General Microprogrammed Control Unit Organization 

A microcded control unit with branching can be designed with the following structured design:

Fig. m300152.1 Organization of Microprogrammed Control Unit with Branching

This structured microprogrammed control unit design has the following main components:

A uPC to hold the address of the next contol word or microinstruction to be fetched from the control store.
An incrementer to increment the uPC.
A Control Store to store the microroutines for all the instructions.
A microinstruction register (uIR), to hold the fetched microinstruction.
A programmable logic array (PLA), serving as a lookup table mapping the opcode filed of IR to the starting address of the microroutine of the executed instruction.
A 4x1 Multiplexer. The uPC can be loaded from four different sources by the 4x1 Multiplexer:
The incremented uPC.
The output of the PLA.
An external source. This allows the uPC to be initialized to a starting value to begin instruction fetch, interrupt service, or reset.
Branch address field from the current microinstruction. This allows unconditional and conditional microbranches.
A Sequencer. This is a combinational circuit that controls the 4x1 multiplexer select lines based on the microbranch control signals driven from the microinstruction and the condition codes and flags.

Control Word Format

The control store contains three kinds of fields in each control word:
Control signal field, C bits: used to store the control signals such as PCin, MARout, etc., with 1 bit for each control signal.
Branch address field, n bits: used to store the microbranch address, where n is the number of bits in the uPC.
Branch control field, k bits: contains various signals to control branching in microcoded control unit.

An example of a control store with m-bits wide control word is shown below:

Fig. m300152.2 Control Store Example

Branching Controls

A detailed description of the branching control signals in the structured microprogrammed control unit design is illustrated below:

Fig. m300152.3 Organization of Microprogrammed Control Unit with Branching Controls

The first 2 bits in the control word specify which multiplexer input is to be selected
00: Increment uPC
01: PLA
10: External address
11: Branch address

The next 5 bits select the condition under which the multiplexer input is selected
BrUn: Branch unconditionally
BrNotZ: Branch if the Zero Flag is equal to 0
BrZ: Branch if the Zero Flag is equal to 1
BrNotN: Branch if the Sign Flag is equal to 0
BrN: Branch if the Sign Flag is equal to 1

Based on these 7 bits, the sequencer can be designed to control the selection of the 4x1 multiplexer.
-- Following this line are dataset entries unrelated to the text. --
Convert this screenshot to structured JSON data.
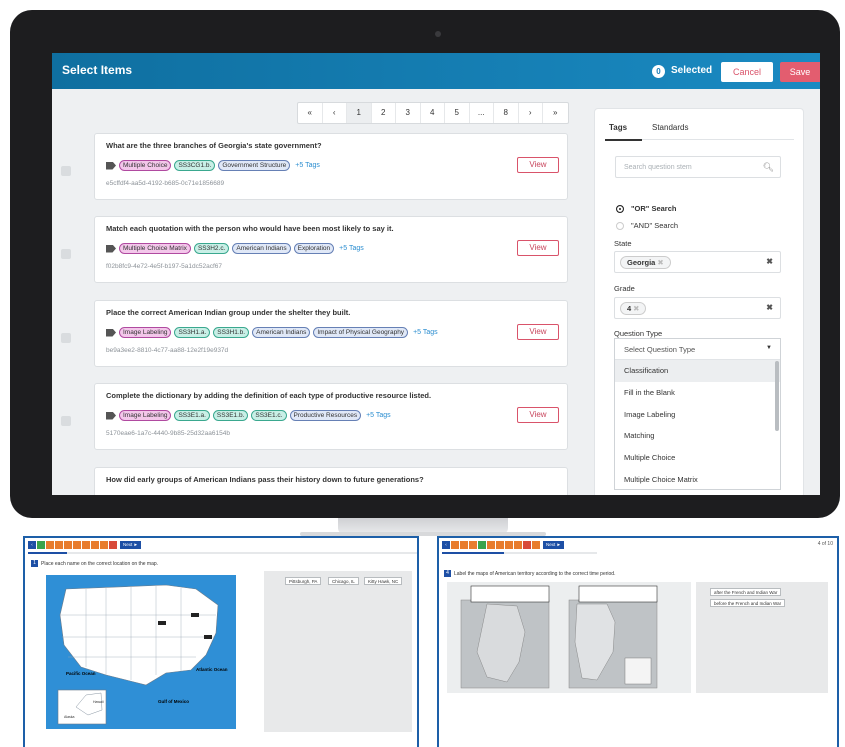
{
  "header": {
    "title": "Select Items",
    "selected_count": "0",
    "selected_label": "Selected",
    "cancel_label": "Cancel",
    "save_label": "Save"
  },
  "pager": [
    "«",
    "‹",
    "1",
    "2",
    "3",
    "4",
    "5",
    "...",
    "8",
    "›",
    "»"
  ],
  "questions": [
    {
      "text": "What are the three branches of Georgia's state government?",
      "tags": [
        "Multiple Choice",
        "SS3CG1.b.",
        "Government Structure"
      ],
      "more": "+5 Tags",
      "id": "e5cffdf4-aa5d-4192-b685-0c71e1856689",
      "view": "View"
    },
    {
      "text": "Match each quotation with the person who would have been most likely to say it.",
      "tags": [
        "Multiple Choice Matrix",
        "SS3H2.c.",
        "American Indians",
        "Exploration"
      ],
      "more": "+5 Tags",
      "id": "f02b8fc9-4e72-4e5f-b197-5a1dc52acf67",
      "view": "View"
    },
    {
      "text": "Place the correct American Indian group under the shelter they built.",
      "tags": [
        "Image Labeling",
        "SS3H1.a.",
        "SS3H1.b.",
        "American Indians",
        "Impact of Physical Geography"
      ],
      "more": "+5 Tags",
      "id": "be9a3ee2-8810-4c77-aa88-12e2f19e937d",
      "view": "View"
    },
    {
      "text": "Complete the dictionary by adding the definition of each type of productive resource listed.",
      "tags": [
        "Image Labeling",
        "SS3E1.a.",
        "SS3E1.b.",
        "SS3E1.c.",
        "Productive Resources"
      ],
      "more": "+5 Tags",
      "id": "5170eae6-1a7c-4440-9b85-25d32aa6154b",
      "view": "View"
    },
    {
      "text": "How did early groups of American Indians pass their history down to future generations?"
    }
  ],
  "filters": {
    "tabs": [
      "Tags",
      "Standards"
    ],
    "search_placeholder": "Search question stem",
    "or_search": "\"OR\" Search",
    "and_search": "\"AND\" Search",
    "state_label": "State",
    "state_value": "Georgia",
    "grade_label": "Grade",
    "grade_value": "4",
    "qtype_label": "Question Type",
    "qtype_placeholder": "Select Question Type",
    "qtype_options": [
      "Classification",
      "Fill in the Blank",
      "Image Labeling",
      "Matching",
      "Multiple Choice",
      "Multiple Choice Matrix"
    ]
  },
  "left_tile": {
    "instruction": "Place each name on the correct location on the map.",
    "answers": [
      "Pittsburgh, PA",
      "Chicago, IL",
      "Kitty Hawk, NC"
    ],
    "map_labels": [
      "Pacific Ocean",
      "Atlantic Ocean",
      "Gulf of Mexico"
    ],
    "next": "Next ►"
  },
  "right_tile": {
    "page": "4 of 10",
    "instruction": "Label the maps of American territory according to the correct time period.",
    "answers": [
      "after the French and Indian War",
      "before the French and Indian War"
    ],
    "next": "Next ►"
  }
}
For example, branches can be formed by choosing one alternative form from each of the following lists:

         {NotN               }             
         {N                  }    {PLA             }
 Br      {NotZ               }    {External Address}
         {Z                  }    {Branch Address  }
         {Unconditionally    }

Microcode Branching Example

The following table illustrates a microcode branching example:

Address Mux Select (MS1 MS0) BrUn BrNotZ BrZ BrNotN BrN Control Signals Branch Address Branching Action
200 00 0 0 0 0 0 . . . xxx None -- 201 next
201 01 1 0 0 0 0 . . . xxx To output of PLA
202 10 0 0 1 0 0 . . . xxx To external address if Z=1 else to address 203
203 11 0 0 0 0 1 . . . 300 To 300 if N=1 else to address 204
204 11 0 0 0 1 0 0. . .0 206 To 206 if N=0 else to address 205
205 11 1 0 0 0 0 . . . 204 Br to 204

Note that the address fileds are specified in decimal. All others are in binary. Also note that xxx represents a Don't care, which indicates that the branch address is not used. The following is a description of the brabching action taken by each control word in the above example:

Control word at address 200: Since the Mux Select bits are 00, the uPC incrementer is selected.
Control word at address 201: Mux setting of 01 selects PLA output address and unconditionally since BrUn=1.
Control word at address 202: Has Mux setting of 10 and BrZ bit set. So the branch will be taken to address on external lines provided the Z signal is set.
Control word at address 203: Branch to microaddress 300 if the N bit is set.
Control words at address 204 and 205: Implement a while loop. Note that the control signals are zero at address 204, since this CW just implements a test.